Some things I’ve been reading:
- Magic Leap. Every now and then I read an article or watch a video and think “This is the future” – this is one of those articles…”This is what disruption on a large scale looks like” – WIRED reviews Magic Leap, the pioneer in ‘mixed reality.’ This really could change everything.
- I’ve been reading the London Review of Books quite a bit lately. I think it’s the best journalism that exists. Period. James Meek gave a fantastic lecture this year titled “Robin Hood in a time of Austerity” – this is the best article I’ve read this year. It changed the way I think about so many things and the prose is perfect. Naomi Klein is her usual scathing self in “Let Them Drown” (LRB June 2016) where she reflects on Edward Said and artfully shows how structural racism and ‘othering’ are intimately related to climate change. I discovered the inimitable Tariq Ali in reading his article “The New World Disorder” (LRB, April 2015). I am now steadily reading through his other LRB articles
- Rowan Williams writes an article-review of a new book about Hitler: “A nervous breakdown in the body politic” and artfully shows the parallels with Trump.

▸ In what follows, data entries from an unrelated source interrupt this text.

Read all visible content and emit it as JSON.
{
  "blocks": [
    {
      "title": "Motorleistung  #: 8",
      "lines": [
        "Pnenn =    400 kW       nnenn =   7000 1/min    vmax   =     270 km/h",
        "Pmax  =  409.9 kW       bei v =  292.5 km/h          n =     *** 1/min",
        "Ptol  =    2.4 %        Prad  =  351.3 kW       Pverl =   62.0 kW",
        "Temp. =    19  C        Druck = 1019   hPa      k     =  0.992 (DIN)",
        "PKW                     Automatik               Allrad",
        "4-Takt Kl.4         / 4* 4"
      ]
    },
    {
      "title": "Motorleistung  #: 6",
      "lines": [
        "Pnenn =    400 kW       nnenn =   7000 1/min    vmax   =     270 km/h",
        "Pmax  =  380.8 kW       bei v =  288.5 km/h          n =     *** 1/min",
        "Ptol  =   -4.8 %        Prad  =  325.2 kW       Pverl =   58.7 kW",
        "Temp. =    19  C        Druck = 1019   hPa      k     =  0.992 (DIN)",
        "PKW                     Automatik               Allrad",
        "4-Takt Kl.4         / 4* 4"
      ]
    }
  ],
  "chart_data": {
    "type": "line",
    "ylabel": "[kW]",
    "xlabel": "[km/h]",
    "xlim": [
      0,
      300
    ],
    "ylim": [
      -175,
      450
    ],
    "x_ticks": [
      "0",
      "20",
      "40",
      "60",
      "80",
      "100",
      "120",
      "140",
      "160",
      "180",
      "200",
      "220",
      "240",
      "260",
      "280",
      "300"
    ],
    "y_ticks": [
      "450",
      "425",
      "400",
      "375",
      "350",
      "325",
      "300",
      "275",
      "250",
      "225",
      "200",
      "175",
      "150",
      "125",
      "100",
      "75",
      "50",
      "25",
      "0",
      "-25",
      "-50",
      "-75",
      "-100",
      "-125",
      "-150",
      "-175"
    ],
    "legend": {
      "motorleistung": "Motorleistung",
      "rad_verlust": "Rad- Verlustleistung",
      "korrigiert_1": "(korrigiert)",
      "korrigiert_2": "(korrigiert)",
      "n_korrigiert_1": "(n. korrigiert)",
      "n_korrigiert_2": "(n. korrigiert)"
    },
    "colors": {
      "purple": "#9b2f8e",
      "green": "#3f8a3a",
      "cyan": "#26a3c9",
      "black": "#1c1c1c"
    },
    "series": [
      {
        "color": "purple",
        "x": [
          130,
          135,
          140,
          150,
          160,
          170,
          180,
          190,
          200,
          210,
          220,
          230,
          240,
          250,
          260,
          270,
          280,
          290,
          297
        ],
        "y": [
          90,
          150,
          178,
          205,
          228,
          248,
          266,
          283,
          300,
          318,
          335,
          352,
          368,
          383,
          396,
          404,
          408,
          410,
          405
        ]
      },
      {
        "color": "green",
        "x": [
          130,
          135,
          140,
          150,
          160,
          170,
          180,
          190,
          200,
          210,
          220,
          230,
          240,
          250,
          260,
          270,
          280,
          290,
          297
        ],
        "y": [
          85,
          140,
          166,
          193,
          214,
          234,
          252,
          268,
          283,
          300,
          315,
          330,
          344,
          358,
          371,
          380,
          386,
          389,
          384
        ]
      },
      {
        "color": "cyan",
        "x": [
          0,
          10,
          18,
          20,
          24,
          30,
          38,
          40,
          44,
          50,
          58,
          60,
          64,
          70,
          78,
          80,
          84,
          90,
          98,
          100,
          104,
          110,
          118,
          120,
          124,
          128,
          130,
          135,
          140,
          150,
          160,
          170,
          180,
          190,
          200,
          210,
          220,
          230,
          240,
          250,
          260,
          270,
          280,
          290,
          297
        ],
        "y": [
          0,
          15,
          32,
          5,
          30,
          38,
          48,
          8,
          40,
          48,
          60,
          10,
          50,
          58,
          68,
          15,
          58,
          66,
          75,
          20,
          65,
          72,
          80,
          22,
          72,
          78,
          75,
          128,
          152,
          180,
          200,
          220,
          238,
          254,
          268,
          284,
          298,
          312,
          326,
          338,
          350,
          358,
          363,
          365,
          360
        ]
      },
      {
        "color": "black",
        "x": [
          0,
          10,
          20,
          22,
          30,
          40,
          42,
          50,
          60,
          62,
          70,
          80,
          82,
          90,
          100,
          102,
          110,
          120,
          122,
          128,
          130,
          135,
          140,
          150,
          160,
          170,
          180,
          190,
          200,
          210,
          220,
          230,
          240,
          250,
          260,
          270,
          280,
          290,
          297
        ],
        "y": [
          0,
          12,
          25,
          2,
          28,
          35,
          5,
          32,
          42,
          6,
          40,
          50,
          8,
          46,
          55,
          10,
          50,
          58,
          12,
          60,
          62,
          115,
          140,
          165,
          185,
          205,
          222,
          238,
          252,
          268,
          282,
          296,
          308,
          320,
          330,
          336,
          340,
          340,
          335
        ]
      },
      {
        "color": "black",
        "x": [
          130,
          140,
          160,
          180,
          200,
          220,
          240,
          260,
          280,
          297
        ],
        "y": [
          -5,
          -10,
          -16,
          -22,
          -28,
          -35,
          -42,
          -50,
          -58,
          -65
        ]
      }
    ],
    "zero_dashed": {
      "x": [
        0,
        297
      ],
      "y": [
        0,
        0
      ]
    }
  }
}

- The Guardian writes a brilliant article “The $10billion question: What happened to the Marcos’ Millions?” – infuriating and eye-opening.
- The New Yorker on “The Bank Robber: The Computer Technician who Exposed a Swiss Bank’s Darkest Secrets” (also see this FT podcast on “Unravelling How the Secrecy Industry Works“)
- Google Fonts is releasing a bunch of free fonts – yay!
- This is coolest thing on the Internet at the moment – the innate patterns of Nature. Wow. thanks @cblatts
- A 2012 presentation by Linda Darling-Hammond: “Assessing 21st Century Skills“
- “Is Estonia the new Finland?” – merging equity & excellence #PISA (via @Zakronos)
- The Character Lab (thanks Ashley Visagie for alerting me to this!)
- Martin Gustafsson writes an op-ed in the Business Day titled “Education trends point to notable improvements being made.” Martin’s work is always worth reading.
- Report on Foundation Phase Conference (DoE & UNICEF 2008) De Ja Vu! 8 years later and we’re still stuck on the SAME issue. If we can’t get Foundation Phase right we aren’t going to get the rest right.
- Social justice books for kids
New Research:
- Mohohlwane, N. & Taylor, S. (2015). Using impact evaluation for education policy innovations: the case of early grade literacy in South Africa. Evaluation Matters. 2015(2).
- Flesich, B., Schoer, V., Roberts, G., & Thornton, A. (2016). System-wide improvement if early-grade mathematics: New evidence from Gauteng Primary Language and Mathematics Strategy. International Journal of Educational Development. 49 pp. 157-174
This article reports on a two-year evaluation of the Gauteng Primary Language and Mathematics Strategy (GPLMS), an innovative system-wide reform intervention designed to improve learning outcomes in Gauteng Province, South Africa. Using data from universal testing of all learners in 2008 on a provincial systemic evaluation, as well as data from the 2011, 2012 and 2013 Annual National Assessment tests, this article investigates whether or not the GPLMS improves the numeracy skills of learners in early-grade mathematics in underperforming schools. Using as identification strategy, the natural experiment that resulted from a miscalculation of the provincial systemic evaluation test scores in 2008, which had been used to assign schools to the GPLMS intervention, the study shows that the GPLMS intervention is positively associated with improvements in early-grade mathematics performance of schools in the neighbourhood around the assignment threshold. The findings of the study contribute to the growing body of knowledge that shows the effectiveness of combining lesson plans, learner resources, and quality teacher capacity building.